In a press note, the Samyukt Kisan Morcha also announced their plan of action till January 26 to intensify and further the movement. A fortnight of nation-wide campaigning to counter the government’s narrative called the “Desh Jagriti Abhiyan” will take place between January 6 and 20. It will include rallies, conferences and dharnas all over the country.

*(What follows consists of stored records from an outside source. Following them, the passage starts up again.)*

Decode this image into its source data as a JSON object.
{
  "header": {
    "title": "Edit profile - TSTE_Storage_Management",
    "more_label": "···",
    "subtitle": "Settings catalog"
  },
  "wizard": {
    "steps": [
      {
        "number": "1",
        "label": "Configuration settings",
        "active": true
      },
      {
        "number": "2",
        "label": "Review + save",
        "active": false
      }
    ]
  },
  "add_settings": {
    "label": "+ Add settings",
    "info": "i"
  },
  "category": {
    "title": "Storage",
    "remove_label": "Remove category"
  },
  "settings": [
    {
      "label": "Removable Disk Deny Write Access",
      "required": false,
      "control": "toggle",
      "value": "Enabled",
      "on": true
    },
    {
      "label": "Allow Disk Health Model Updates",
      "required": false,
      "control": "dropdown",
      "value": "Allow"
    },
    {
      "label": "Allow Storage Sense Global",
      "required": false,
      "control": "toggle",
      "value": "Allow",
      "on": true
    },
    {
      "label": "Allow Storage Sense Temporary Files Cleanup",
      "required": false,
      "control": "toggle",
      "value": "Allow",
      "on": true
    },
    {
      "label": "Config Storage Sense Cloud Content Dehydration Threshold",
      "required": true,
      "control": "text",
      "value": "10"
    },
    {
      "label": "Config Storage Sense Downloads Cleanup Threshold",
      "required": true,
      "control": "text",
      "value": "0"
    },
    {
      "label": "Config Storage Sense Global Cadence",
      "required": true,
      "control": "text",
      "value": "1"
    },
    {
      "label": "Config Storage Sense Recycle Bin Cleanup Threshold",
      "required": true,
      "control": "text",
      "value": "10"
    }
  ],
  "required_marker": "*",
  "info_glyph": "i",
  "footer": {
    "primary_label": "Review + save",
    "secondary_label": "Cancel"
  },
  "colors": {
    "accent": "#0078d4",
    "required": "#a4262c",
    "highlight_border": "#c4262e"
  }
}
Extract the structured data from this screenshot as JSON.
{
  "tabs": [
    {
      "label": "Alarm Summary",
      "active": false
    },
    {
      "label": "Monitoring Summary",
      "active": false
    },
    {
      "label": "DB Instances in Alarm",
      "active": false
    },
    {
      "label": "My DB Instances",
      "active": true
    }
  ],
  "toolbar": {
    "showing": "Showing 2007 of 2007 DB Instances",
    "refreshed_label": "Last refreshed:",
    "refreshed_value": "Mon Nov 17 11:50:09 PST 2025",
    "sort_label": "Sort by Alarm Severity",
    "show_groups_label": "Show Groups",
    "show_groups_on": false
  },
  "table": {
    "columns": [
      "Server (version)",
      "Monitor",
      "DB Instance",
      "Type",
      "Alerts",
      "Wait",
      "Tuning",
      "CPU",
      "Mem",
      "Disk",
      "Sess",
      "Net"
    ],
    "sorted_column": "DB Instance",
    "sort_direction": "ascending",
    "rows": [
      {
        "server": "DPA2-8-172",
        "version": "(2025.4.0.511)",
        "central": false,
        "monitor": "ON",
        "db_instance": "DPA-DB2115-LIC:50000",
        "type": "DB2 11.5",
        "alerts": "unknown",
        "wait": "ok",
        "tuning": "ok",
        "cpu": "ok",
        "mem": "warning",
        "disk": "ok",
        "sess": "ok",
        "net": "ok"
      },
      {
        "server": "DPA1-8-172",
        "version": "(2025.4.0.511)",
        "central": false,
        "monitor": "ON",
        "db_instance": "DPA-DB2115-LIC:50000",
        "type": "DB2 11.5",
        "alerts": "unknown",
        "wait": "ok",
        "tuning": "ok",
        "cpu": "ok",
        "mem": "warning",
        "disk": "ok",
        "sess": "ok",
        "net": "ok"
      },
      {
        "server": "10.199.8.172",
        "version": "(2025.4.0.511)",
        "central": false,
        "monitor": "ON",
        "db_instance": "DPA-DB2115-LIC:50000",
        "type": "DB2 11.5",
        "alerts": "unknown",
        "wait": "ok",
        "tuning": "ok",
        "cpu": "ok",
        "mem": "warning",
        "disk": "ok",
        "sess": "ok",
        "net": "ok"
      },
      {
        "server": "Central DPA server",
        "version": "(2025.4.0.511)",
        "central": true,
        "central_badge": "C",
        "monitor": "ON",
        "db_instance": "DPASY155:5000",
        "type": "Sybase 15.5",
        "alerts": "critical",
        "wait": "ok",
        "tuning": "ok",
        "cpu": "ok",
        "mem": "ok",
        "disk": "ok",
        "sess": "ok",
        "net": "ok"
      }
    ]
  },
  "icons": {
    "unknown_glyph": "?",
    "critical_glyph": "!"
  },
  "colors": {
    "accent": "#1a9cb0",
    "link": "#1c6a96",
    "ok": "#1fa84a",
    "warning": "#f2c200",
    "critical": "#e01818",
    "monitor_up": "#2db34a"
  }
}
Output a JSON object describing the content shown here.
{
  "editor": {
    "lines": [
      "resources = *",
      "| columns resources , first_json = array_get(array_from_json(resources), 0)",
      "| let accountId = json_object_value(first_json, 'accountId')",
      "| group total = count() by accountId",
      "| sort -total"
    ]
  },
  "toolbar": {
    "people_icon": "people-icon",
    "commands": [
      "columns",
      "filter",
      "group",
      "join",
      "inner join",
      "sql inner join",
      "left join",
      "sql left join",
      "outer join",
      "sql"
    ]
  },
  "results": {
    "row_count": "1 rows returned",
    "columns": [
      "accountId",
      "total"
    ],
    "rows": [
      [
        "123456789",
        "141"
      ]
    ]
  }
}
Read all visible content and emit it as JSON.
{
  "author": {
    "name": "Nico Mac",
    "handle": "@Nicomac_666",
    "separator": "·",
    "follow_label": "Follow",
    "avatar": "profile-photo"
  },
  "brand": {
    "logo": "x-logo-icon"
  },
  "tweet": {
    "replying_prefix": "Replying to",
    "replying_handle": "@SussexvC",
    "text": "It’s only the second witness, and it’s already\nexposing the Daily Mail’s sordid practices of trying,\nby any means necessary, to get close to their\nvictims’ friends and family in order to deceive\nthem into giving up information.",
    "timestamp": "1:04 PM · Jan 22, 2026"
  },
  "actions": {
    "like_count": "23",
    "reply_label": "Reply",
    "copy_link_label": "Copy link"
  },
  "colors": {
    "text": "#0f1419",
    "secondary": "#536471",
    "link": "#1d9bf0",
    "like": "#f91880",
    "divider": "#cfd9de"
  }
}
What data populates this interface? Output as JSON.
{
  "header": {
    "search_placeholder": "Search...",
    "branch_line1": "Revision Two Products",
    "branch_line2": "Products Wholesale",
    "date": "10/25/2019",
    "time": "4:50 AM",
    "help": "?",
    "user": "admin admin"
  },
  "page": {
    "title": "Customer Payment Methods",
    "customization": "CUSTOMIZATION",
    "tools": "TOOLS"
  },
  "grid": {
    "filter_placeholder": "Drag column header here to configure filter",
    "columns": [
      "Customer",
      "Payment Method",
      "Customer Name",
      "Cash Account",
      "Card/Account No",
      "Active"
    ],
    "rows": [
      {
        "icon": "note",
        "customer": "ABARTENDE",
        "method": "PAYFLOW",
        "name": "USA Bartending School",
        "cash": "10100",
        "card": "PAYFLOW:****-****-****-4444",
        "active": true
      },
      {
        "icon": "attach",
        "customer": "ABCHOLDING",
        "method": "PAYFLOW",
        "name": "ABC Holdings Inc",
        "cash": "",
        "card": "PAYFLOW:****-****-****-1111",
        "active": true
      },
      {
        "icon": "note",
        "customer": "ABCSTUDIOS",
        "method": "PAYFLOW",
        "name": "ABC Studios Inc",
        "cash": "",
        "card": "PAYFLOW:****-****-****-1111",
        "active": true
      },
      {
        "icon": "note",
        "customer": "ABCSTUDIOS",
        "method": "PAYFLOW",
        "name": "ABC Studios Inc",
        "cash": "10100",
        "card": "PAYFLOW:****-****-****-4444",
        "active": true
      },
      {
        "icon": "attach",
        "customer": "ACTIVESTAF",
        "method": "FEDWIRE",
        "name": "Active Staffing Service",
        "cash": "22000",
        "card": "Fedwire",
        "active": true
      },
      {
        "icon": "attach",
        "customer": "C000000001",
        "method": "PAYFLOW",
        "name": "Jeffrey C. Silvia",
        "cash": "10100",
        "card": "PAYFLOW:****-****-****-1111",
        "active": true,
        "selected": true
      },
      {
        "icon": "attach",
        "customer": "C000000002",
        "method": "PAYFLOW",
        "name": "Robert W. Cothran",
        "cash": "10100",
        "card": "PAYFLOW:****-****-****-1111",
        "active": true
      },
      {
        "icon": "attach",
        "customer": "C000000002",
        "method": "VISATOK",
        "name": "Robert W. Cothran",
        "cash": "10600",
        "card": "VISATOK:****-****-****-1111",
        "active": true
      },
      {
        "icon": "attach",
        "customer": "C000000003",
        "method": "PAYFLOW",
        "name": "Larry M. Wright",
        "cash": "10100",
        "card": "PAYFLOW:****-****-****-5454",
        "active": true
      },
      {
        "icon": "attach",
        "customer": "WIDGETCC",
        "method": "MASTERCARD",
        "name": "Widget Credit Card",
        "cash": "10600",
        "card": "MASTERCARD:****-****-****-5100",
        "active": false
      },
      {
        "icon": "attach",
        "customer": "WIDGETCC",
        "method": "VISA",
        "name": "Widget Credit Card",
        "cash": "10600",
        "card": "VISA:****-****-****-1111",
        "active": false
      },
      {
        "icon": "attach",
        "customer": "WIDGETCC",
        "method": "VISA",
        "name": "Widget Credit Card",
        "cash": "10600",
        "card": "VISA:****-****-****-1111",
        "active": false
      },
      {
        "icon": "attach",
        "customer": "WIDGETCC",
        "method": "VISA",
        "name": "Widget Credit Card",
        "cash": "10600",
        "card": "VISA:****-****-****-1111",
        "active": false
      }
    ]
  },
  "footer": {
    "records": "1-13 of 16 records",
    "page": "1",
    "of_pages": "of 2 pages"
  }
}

Lohri/Sankaranti will be marked as Kisan Sankalp Diwas by burning copies of the three laws. January 18 will be celebrated as Mahila Kisan Diwas to underline the role of women farmers. Azad Hind Kisan Diwas will be marked on Netaji Subhash Chandra Bose’s birth anniversary on January 23 by protests outside the governors' official residences in all state capitals. In a press conference at the Singhu Border on Friday, the farmers announced that if talks with the Centre on January 5 do not succeed, farmers will march on the KMP Expressway on January 6 and that the Shahjahanpur blockade will also move towards Delhi subsequently.